Use Life Insurance to Increase Estate Value With These Tips

When planning for the future, many people see the finish line as the happy day when they retire.  However, in reality, this is only the beginning.  Estate planning can be a difficult process if plans are not made before retirement.  Discussing all possible solutions to keeping more of your money to pass on to loved ones, family, and heirs should be done with a highly qualified financial consultant.  

Some Common Misconceptions

Many people believe that if they work hard and invest wisely, their heirs will be left with a large portion of their estate.  Unfortunately, the federal government can take up to 40% of the value of the estate and administrative costs can add another 5% reduction.  Keeping more of an estate to pass on to loved ones should be the goal for anyone who has been successful with investments or business and wants to leave more assets to their heirs.

The transfer tax placed on an estate’s value by the federal government at the time a person dies must be paid in cash within 9 months of the person’s death.  This can leave families scrambling for liquid assets to pay the large estate tax.  If assets have to be liquidated quickly, often they are not sold for the full value of the asset, even resulting in pennies on the dollar returns.  This not only decreases the overall value of the estate, but leaves heirs with less overall assets, but still paying the estate tax at a higher rate.

Potential Solutions to Pay Estate Taxes

Some solutions to paying the looming estate taxes include:

  • 100% Method – accumulating enough cash beforehand to pay the estate tax is counterproductive to many people who use investments to increase overall wealth.
  • 100% Plus Method – this entails borrowing the money against the value of the estate after the death of the estate owner.  This is also counterproductive to many because of the interest that must be paid back along with decreasing the overall value of the estate.
  • Forced Liquidation Method – the least productive of all of the ways to pay estate taxes.  This process involves liquidating assets quickly, often resulting in pennies on the dollar returns.
  • Discount Method – With enough preplanning, estate taxes can be paid with life insurance dollars.  On average, people who use this method only pay one to seven cents yearly on every dollar of life insurance paid out.  This method also allows for the life insurance policy to be structured to accommodate anyone’s unique premium payment requirements.

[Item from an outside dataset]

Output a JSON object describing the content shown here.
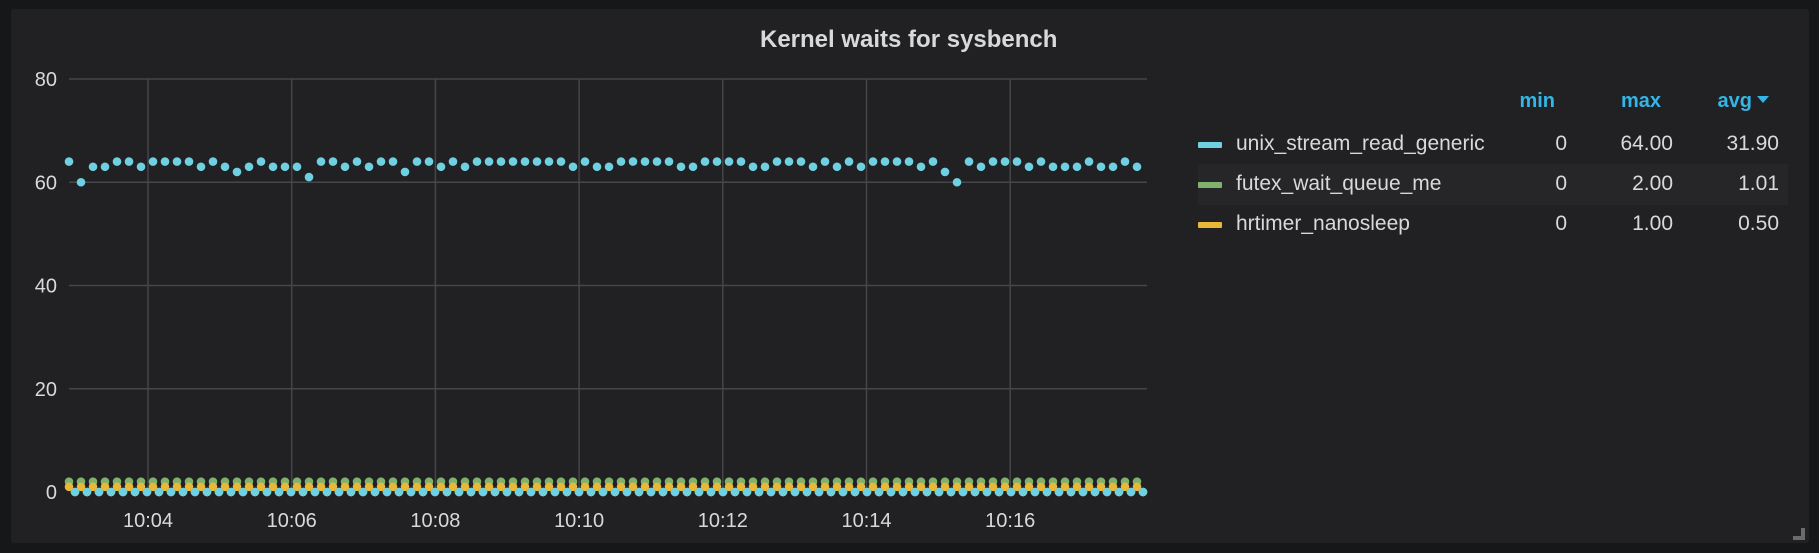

Benefits and Features of Life Insurance in Estate Planning

In addition to the bonus of providing a source of estate liquidity, life insurance also provides other advantages, such as:

  • Prompt and Certain Payment – Life insurance proceeds are not subject to the time and expense of the probate process.
  • Death of the Estate Owner – This event also creates a source of cash exactly when needed.  The life insurance policy provides the cash for the certain need of estate settlement costs that often come at an uncertain time.
  • Proceeds That Are Free of Income Tax – If the death benefit exceeds the total amount of premiums paid, the gain is received income tax free.  
  • Time – The premium payments on the life insurance are spread out over time and not required in nine months.
  • Avoidance of Problems – Life insurance avoids all of the problems associated with the other methods for paying estate settlement costs.
  • Policy Ownership – By giving up ownership of the life insurance policy, the proceeds collected may be estate tax free.  The Irrevocable life insurance trust names an adult child or other person as the owner of the policy, thereby taking it out of the estate’s overall value.

For these reasons, the most economical, popular, and easiest method of providing the needed estate liquidity is life insurance.

What Should Be Done Now

Considerations for estate planning are relatively easy, but must be done before the death of the estate owner.  In fact, the quicker a person purchases life insurance, the better off the estate will be when the owner dies.

  • Depending on the situation, a detailed estate analysis or an analysis of the estate’s liquidity needs should be completed.
  • Purchase the proper amount of life insurance to pay for the estate settlement costs.
  • Put the insurance owner as an adult child or by an Irrevocable Life Insurance Trust.  Both of these techniques allow the insurance proceeds to be kept out of the probate process if properly implemented.
  • If using a survivorship policy for a spouse, the ownership of the life insurance should be retained in the estate owners name so that the insurance cash values can be used during the life of the estate owner if needed.
  • When using a survivorship policy, if the spouse dies before the estate owner dies, the policy may be moved out of the estate by giving it away.  However, if the estate owner dies within three years after the transfer, the proceeds will be included in the surviving spouse’s estate.

Short and Long-Term Considerations

In the short-term:

  • Consult with an attorney to verify that an estate is arranged in a way to take the best advantage of the unlimited marital deduction.  This allows estate taxes to be deferred until the death of the second spouse.  Unified credit portability between spouses is also included.
  • A thorough review of any current wills or trusts will help an attorney or financial advisor determine if these documents will operate as intended under both current and possible future estate and gift tax rules.
  • A thorough review of the issued policy.

In the longer-term:

  • Periodical review of all estate plans, wills, trusts, and life insurance should be conducted to ensure that these items continue to meet the needs and objectives of the estate owner.
  • The unknown event of the death of the estate owner will dictate the amount of federal estate tax which will be determined by the size of the estate at death, the year the estate owner dies, and whether future actions by Congress will modify the estate tax rules.